Gerechtshof Arnhem-Leeuwarden, 10-12-2019, ECLI:NL:GHARL:2019:10727, 18/01109

Gerechtshof Arnhem-Leeuwarden, 10-12-2019, ECLI:NL:GHARL:2019:10727, 18/01109

Gegevens

Instantie
Gerechtshof Arnhem-Leeuwarden
Datum uitspraak
10 december 2019
Datum publicatie
20 december 2019
ECLI
ECLI:NL:GHARL:2019:10727
Zaaknummer
18/01109

Inhoudsindicatie

Wet Woz. Waardevaststelling woning.

Uitspraak

locatie Arnhem

nummer 18/01109

uitspraakdatum: 10 december 2019

Uitspraak van de negende enkelvoudige belastingkamer

op het hoger beroep van

[X] te [Z] (hierna: belanghebbende)

tegen de uitspraak van de rechtbank Gelderland van 16 oktober 2018, nummer AWB 18/2249, in het geding tussen belanghebbende en

de heffingsambtenaar van de Belastingsamenwerking Rivierenland (hierna: de heffingsambtenaar)

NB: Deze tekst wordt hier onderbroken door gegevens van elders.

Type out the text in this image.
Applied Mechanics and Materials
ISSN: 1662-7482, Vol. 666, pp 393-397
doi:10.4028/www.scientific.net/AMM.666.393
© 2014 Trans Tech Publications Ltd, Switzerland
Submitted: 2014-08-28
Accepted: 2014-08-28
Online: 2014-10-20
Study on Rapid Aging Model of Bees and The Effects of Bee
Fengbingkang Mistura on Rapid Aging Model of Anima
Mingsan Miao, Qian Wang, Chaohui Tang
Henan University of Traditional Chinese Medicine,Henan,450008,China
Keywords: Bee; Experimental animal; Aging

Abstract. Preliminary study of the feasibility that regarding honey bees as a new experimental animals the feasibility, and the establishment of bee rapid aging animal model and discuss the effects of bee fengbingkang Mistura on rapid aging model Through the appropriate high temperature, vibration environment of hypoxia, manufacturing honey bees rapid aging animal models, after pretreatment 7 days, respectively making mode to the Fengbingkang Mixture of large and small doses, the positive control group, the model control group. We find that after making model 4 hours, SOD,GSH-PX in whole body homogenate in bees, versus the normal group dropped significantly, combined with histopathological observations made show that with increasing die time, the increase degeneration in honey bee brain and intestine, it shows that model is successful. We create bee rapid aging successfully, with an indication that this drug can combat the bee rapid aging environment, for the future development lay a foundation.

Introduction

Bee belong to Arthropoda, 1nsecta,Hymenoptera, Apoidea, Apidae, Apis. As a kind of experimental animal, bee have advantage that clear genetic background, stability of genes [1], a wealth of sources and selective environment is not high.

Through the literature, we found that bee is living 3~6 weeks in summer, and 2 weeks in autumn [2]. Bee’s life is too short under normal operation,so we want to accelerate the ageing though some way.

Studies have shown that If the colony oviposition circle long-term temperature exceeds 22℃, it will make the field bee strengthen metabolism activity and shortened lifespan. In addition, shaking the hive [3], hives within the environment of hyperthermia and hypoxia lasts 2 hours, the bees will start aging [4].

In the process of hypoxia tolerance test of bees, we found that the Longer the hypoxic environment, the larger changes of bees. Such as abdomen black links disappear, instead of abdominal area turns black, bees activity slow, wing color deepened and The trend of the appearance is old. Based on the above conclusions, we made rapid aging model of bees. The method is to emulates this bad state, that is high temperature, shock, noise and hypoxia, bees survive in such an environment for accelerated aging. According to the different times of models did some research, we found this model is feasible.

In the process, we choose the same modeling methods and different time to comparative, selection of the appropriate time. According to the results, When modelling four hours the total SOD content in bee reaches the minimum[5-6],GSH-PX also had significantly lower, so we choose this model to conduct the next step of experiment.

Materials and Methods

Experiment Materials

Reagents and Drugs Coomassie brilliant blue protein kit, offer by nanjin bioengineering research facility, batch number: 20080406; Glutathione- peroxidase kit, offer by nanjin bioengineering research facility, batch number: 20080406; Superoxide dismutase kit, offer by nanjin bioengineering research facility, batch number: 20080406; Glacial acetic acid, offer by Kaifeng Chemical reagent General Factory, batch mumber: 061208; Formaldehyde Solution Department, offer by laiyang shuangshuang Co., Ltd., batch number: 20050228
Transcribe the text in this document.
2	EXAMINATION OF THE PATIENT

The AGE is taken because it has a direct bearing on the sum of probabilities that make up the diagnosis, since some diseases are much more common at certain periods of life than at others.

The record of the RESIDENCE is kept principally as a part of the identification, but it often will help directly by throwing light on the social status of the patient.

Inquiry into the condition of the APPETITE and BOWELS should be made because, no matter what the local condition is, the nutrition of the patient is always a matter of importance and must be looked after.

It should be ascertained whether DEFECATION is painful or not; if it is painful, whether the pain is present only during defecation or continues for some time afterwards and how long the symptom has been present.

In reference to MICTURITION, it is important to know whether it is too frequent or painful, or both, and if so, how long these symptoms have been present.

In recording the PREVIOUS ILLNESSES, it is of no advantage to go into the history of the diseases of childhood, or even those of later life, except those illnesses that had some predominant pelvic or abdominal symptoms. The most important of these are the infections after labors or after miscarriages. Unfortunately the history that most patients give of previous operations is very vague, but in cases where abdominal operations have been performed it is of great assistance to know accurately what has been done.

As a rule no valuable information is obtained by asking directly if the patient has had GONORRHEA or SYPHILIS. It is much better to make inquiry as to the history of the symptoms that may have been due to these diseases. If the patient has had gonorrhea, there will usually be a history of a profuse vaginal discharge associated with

1 Ontstaan en loop van het geding

1.1.

De heffingsambtenaar heeft bij beschikking op grond van de Wet waardering onroerende zaken (hierna: de Wet WOZ) de waarde van de onroerende zaak [a-straat] 53 te [Z] (hierna: de onroerende zaak), per waardepeildatum 1 januari 2016 en naar de toestand op die datum, voor het jaar 2017 vastgesteld op € 347.000.

1.2.

Op het bezwaarschrift van belanghebbende heeft de heffingsambtenaar bij uitspraak op bezwaar het bezwaar ongegrond verklaard.

1.3.

Belanghebbende is tegen die uitspraak in beroep gekomen bij de rechtbank Gelderland (hierna: de Rechtbank). De Rechtbank heeft het beroep ongegrond verklaard.

1.4.

Belanghebbende heeft tegen de uitspraak van de Rechtbank hoger beroep ingesteld. De heffingsambtenaar heeft een verweerschrift ingediend.

1.5.

Het onderzoek ter zitting heeft plaatsgevonden op 3 oktober 2019. Van de zitting is een proces-verbaal opgemaakt, dat aan deze uitspraak is gehecht.

2 Vaststaande feiten

Belanghebbende is eigenaar van de onroerende zaak. Het betreft een in 1963 gebouwde vrijstaande woning, inhoud 400 m3, met een vrijstaande garage en een carport. Het perceel heeft een grootte van 7.920 m2.

3 Geschil

3.1.

In geschil is de waarde van de onroerende zaak per waardepeildatum 1 januari 2016.

3.2.

Belanghebbende concludeert tot vernietiging van de uitspraak van de Rechtbank en van de uitspraak van de heffingsambtenaar, en tot vermindering van de vastgestelde waarde tot € 304.000.

3.3.

De heffingsambtenaar concludeert tot bevestiging van de uitspraak van de Rechtbank.